Data Catalog Vocabulary (DCAT) - United States Profile Chief Data Officers Council & Federal Committee on Statistical Methodology
Other
58 stars 6 forks source link

Provide business context (provenance) for datasets to ensure authenticity, integrity, and appropriate interpretation of the data #117

Closed johnd-im closed 7 months ago

johnd-im commented 1 year ago

Creator Name: John Davidson Creator Affiliation: Contractor, Department of the Interior/OCIO/CDO

Requirement(s)

  1. Specify provenance of the dataset as links or citations to entities, agents, or activities (e.g., systems, services, applications, organizations, persons, and/or activities (including algorithms) that “generated” (collected, processed, analyzed, synthesized, transformed, or otherwise packaged) the dataset.
  2. Provide additional context with human-readable statement "of any changes in ownership and custody of the resource since its creation that are significant for its authenticity, integrity, and interpretation."

Problem Statement

Cannot associate a dataset resource with the business context (provenance) of a dataset, specifically the linkages to the sources of the data, how the data was collected and processed, and how the dataset was produced. Having this contextual information directly supports FAIR principles for findability and reuseability.

Target Audience / Stakeholders

User1: Data producer/ owner/ steward User2: Data consumer/ SME/ analyst

Intended Uses / Use Cases

UseCase1: As a data steward, I need to document who owned or had custody of the data and how the data were collected and processed to establish trust in the data and to maximize the "downstream" value of the data for analysis and decision-making. UseCase2: As a data SME, I want to know how the data was collected and processed in order to know if its use is appropriate for my needs. UseCase3: As a data consumer, I want to be reassured that I can trust the data for authenticity and integrity by knowing how it by knowing which systems and algorithms were used to process it, by whom (individuals or organizations).

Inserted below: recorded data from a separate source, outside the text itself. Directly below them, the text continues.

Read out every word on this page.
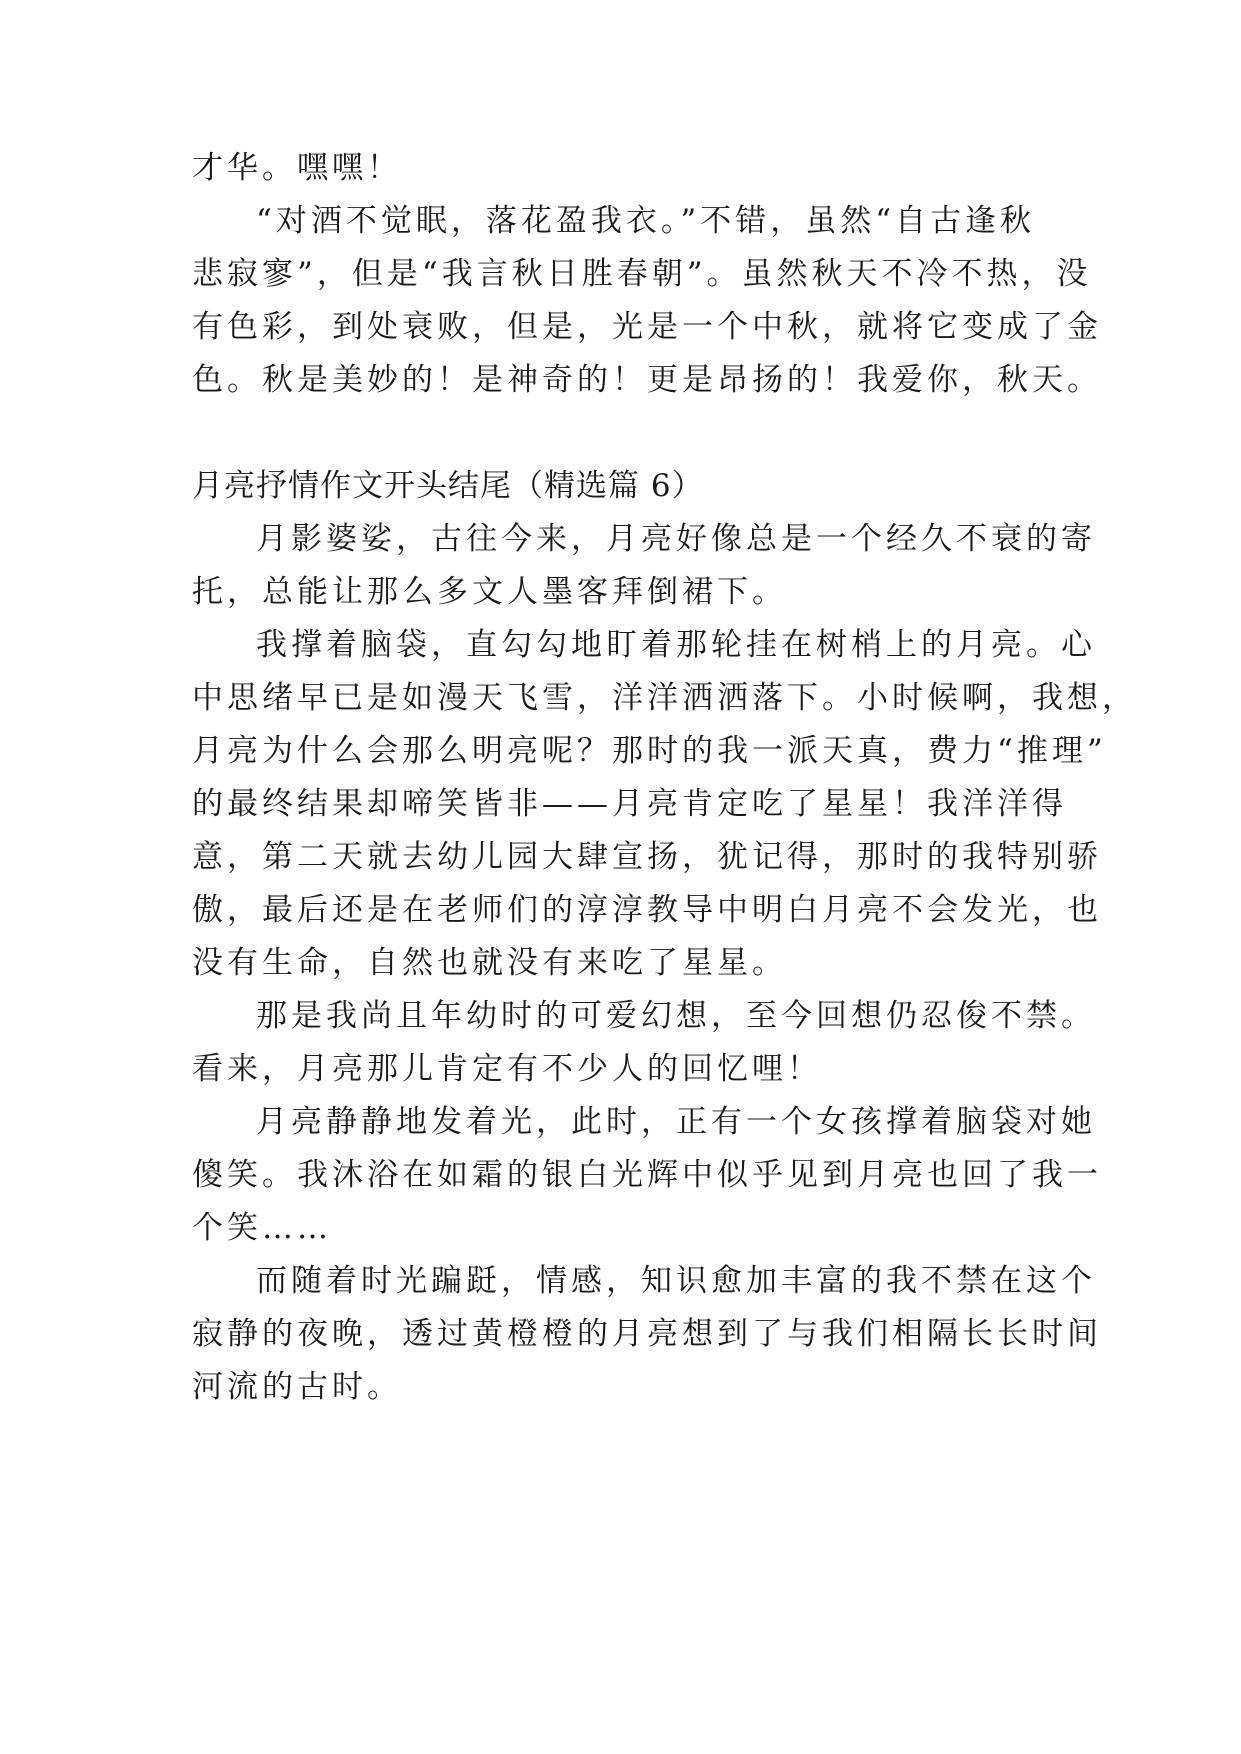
才华。嘿嘿！
“对酒不觉眠，落花盈我衣。”不错，虽然“自古逢秋
悲寂寥”，但是“我言秋日胜春朝”。虽然秋天不冷不热，没
有色彩，到处衰败，但是，光是一个中秋，就将它变成了金
色。秋是美妙的！是神奇的！更是昂扬的！我爱你，秋天。
月亮抒情作文开头结尾（精选篇 6）
月影婆娑，古往今来，月亮好像总是一个经久不衰的寄
托，总能让那么多文人墨客拜倒裙下。
我撑着脑袋，直勾勾地盯着那轮挂在树梢上的月亮。心
中思绪早已是如漫天飞雪，洋洋洒洒落下。小时候啊，我想，
月亮为什么会那么明亮呢？那时的我一派天真，费力“推理”
的最终结果却啼笑皆非——月亮肯定吃了星星！我洋洋得
意，第二天就去幼儿园大肆宣扬，犹记得，那时的我特别骄
傲，最后还是在老师们的淳淳教导中明白月亮不会发光，也
没有生命，自然也就没有来吃了星星。
那是我尚且年幼时的可爱幻想，至今回想仍忍俊不禁。
看来，月亮那儿肯定有不少人的回忆哩！
月亮静静地发着光，此时，正有一个女孩撑着脑袋对她
傻笑。我沐浴在如霜的银白光辉中似乎见到月亮也回了我一
个笑……
而随着时光蹁跹，情感，知识愈加丰富的我不禁在这个
寂静的夜晚，透过黄橙橙的月亮想到了与我们相隔长长时间
河流的古时。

Existing Approaches - Optional

  1. GeoDCAT-AP 2.0.0: https://semiceu.github.io/GeoDCAT-AP/releases/2.0.0/#properties-for-provenance-statement
  2. DCAT-AP: https://www.dublincore.org/specifications/dublin-core/dcmi-terms/#http://purl.org/dc/terms/provenance
  3. DCAT3: https://www.w3.org/TR/vocab-dcat-3/#examples-dataset-provenance

Additional context, comments, or links - Optional

A requirement of the DOI's "Application Profile of DCAT-US 1.1" metadata specification.

fellahst commented 8 months ago

This requirement is addressed with the use of PROV-O ontology in the DCAT-US profile. See the section provenance metadata usage guideline in the specification.